High Demand Jobs
This week brings our second guest post from Don Shilling. He talks about the not-so-glamorous world of high demand jobs. Don was born to this industry. In his own words:
I grew up in a construction family and worked for my Dad several summers during and after high school. Then while working on my degree at North Dakota State University I was hired by a construction equipment dealership. I started in their service department part time until I finished college. Then full-time service employment for a couple of years then transitioned into sales management. During the recession of the early 1980’s myself and three other managers started General Equipment & Supplies, Inc.
First as Sales Manager and eventually as President we grew our business from one location and 20 employees to 10 locations in four states and two Canadian Provinces and over 250 employees. Along the way we developed relationships with area Technical Colleges and created a College Tuition Reimbursement Program where today we Recruit a handful of new technicians annually into that program. Our company has also developed two Department of Labor Certified Apprenticeship Programs to fill hard to find skilled positions. I am currently semi-retired as Chairman of the Board.
High Demand Jobs
In my initial blog I discussed the fact that we need to be able to find good people and then train them. This seems simple enough, except what the Workforce Development Council defines as “High Demand Jobs” typically are not considered glamorous. High Demand Jobs don’t get a lot of attention when our youth are exploring their future careers.
Why is that? We find it easy to blame our educational system and all the College promotional materials out there that tout the excitement of degrees in computing or high tech. But, as they say, maybe it is time to look in the mirror if you want to lay blame. The “High Demand Jobs” are typically tied to industries who have allowed this to happen. Owners and managers within these industries have not taken the time to engage the educational system and demand equal time with our youth as they select their career options.
How Do Young People Discover Us If We Don’t Tell Them We Are Here?!
However, thanks to the Pandemic . . . maybe, just maybe, we have reached a time where we can turn that corner. What we have found in our local Workforce Development Council is the jobs that were lost during the Pandemic were tied to people who are perhaps under-skilled.

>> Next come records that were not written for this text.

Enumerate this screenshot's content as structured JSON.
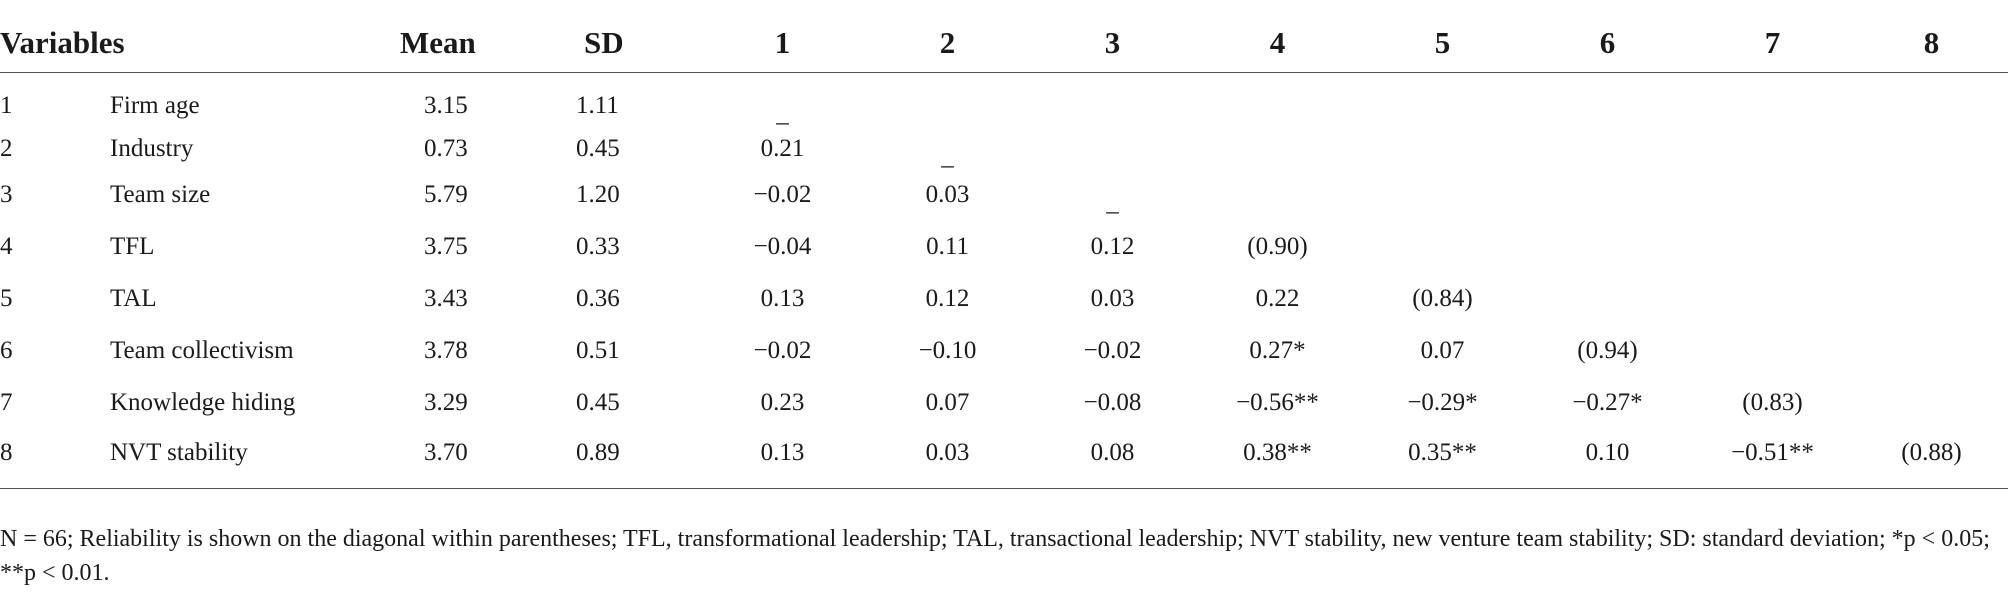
{
  "table": {
    "headers": [
      "Variables",
      "Mean",
      "SD",
      "1",
      "2",
      "3",
      "4",
      "5",
      "6",
      "7",
      "8"
    ],
    "rows": [
      {
        "num": "1",
        "name": "Firm age",
        "mean": "3.15",
        "sd": "1.11",
        "c": [
          "_",
          "",
          "",
          "",
          "",
          "",
          "",
          ""
        ]
      },
      {
        "num": "2",
        "name": "Industry",
        "mean": "0.73",
        "sd": "0.45",
        "c": [
          "0.21",
          "_",
          "",
          "",
          "",
          "",
          "",
          ""
        ]
      },
      {
        "num": "3",
        "name": "Team size",
        "mean": "5.79",
        "sd": "1.20",
        "c": [
          "−0.02",
          "0.03",
          "_",
          "",
          "",
          "",
          "",
          ""
        ]
      },
      {
        "num": "4",
        "name": "TFL",
        "mean": "3.75",
        "sd": "0.33",
        "c": [
          "−0.04",
          "0.11",
          "0.12",
          "(0.90)",
          "",
          "",
          "",
          ""
        ]
      },
      {
        "num": "5",
        "name": "TAL",
        "mean": "3.43",
        "sd": "0.36",
        "c": [
          "0.13",
          "0.12",
          "0.03",
          "0.22",
          "(0.84)",
          "",
          "",
          ""
        ]
      },
      {
        "num": "6",
        "name": "Team collectivism",
        "mean": "3.78",
        "sd": "0.51",
        "c": [
          "−0.02",
          "−0.10",
          "−0.02",
          "0.27*",
          "0.07",
          "(0.94)",
          "",
          ""
        ]
      },
      {
        "num": "7",
        "name": "Knowledge hiding",
        "mean": "3.29",
        "sd": "0.45",
        "c": [
          "0.23",
          "0.07",
          "−0.08",
          "−0.56**",
          "−0.29*",
          "−0.27*",
          "(0.83)",
          ""
        ]
      },
      {
        "num": "8",
        "name": "NVT stability",
        "mean": "3.70",
        "sd": "0.89",
        "c": [
          "0.13",
          "0.03",
          "0.08",
          "0.38**",
          "0.35**",
          "0.10",
          "−0.51**",
          "(0.88)"
        ]
      }
    ]
  },
  "note": "N = 66; Reliability is shown on the diagonal within parentheses; TFL, transformational leadership; TAL, transactional leadership; NVT stability, new venture team stability; SD: standard deviation; *p < 0.05; **p < 0.01."
}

In some cases, these were people who made employment choices early in their careers that were not focused on these high demand employment positions. In fact, most of the jobs that were considered “essential” during the Pandemic are also on the “High Demand Jobs” lists. Perhaps with only a little additional skills training we can help the now under-employed find a stable career that is also considered “essential”.
Industry needs to react to this immediately! As Ron Slee says at the end of each blog, “the time is now,” especially for all of us who employ people in these “high demand jobs.” It is time for us to pull together to support the Career and Technical Education sector as it begins the process of re-tooling our unemployed or under-employed.
By support, I mean something very simple: you need to get involved. Perhaps you can start an apprenticeship program, or connect with your local Career and Technical Education system and see what they might need to start a program that would benefit your labor shortage areas. You can work at recruiting our youth and consider helping the right candidates with educational expenses. Bring them into your businesses and show them opportunities they might have never imagined. Let’s get started! You are going to like what you see in the mirror when you do.